Bahrain’s economy has lost up to $2 billion due to political unrest that hit the Gulf Arab island state in February, the head of the country’s chamber of commerce was quoted Monday as saying. The small non-OPEC oil producer was thrown into turmoil in February when protesters, mostly majority Shiites, took to the streets in numbers demanding democratic reforms in the Sunni-ruled state. The island kingdom’s worst unrest since the 1990s was put down in March in a government crackdown that called in troops and police from neighboring Arab countries. The unrest forced the cancellation in June of a Formula One Grand Prix, a major and popularsporting event in Bahrain, and British newspapers also reported last week that there would be no European Tour golf event in the Gulf state early next year.
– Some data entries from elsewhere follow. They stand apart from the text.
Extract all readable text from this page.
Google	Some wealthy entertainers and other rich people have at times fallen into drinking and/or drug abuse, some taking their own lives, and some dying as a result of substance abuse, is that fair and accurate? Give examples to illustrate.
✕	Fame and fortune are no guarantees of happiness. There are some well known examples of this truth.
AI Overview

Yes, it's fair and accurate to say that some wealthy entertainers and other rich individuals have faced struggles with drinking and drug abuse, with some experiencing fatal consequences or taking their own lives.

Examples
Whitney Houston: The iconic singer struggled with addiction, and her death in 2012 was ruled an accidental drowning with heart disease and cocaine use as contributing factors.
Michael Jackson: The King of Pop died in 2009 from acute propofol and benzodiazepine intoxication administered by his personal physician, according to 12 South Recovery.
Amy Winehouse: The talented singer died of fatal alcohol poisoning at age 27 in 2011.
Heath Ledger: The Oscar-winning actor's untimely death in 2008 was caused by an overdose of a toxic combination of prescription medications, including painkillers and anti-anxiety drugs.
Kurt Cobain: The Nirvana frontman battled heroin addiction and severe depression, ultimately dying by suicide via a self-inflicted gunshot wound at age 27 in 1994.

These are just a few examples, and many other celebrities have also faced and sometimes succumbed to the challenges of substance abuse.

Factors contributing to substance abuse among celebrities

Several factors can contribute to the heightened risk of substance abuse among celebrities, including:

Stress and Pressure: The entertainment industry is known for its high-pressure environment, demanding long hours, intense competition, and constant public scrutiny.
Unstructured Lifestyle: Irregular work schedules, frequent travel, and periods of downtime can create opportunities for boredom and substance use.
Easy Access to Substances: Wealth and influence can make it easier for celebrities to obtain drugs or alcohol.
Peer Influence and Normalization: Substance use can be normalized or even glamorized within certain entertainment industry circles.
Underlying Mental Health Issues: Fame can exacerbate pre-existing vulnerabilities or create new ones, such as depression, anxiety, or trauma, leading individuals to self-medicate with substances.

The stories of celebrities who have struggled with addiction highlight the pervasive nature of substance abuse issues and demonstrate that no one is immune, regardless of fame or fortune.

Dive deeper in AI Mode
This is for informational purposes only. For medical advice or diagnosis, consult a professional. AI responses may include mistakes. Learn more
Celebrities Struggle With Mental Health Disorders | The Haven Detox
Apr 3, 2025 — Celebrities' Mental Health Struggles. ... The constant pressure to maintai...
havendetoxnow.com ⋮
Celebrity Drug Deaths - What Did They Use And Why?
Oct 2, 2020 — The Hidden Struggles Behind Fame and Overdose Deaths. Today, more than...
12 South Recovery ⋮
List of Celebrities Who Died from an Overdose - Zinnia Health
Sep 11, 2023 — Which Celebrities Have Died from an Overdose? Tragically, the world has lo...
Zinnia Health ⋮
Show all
“The damages are between $1.5 and $2 billion, and I don’t think this amount is exaggerated, but things are slowly getting back to normal,” Esam Fakhro, chairman of the Bahrain chamber of commerce, was quoted as saying by the pan-Arab Ash-Sharq al-Awsat newspaper. Bahrain’s government actions had contributed to a return in confidence and re-assured investors, Fakhro said.
Bahrain, Sunday, said it had released a group of detainees, including two former members of parliament, charged over the anti-government demonstrations. Standard & Poor’s last month removed Bahrain ratings from credit watch negative, citing an easing of political tensions and expectations that increased public spending would lift economic growth next year.
Analysts polled by Reuters earlier in June expected the country’s economy to recover and expand by 2.7 percent this year.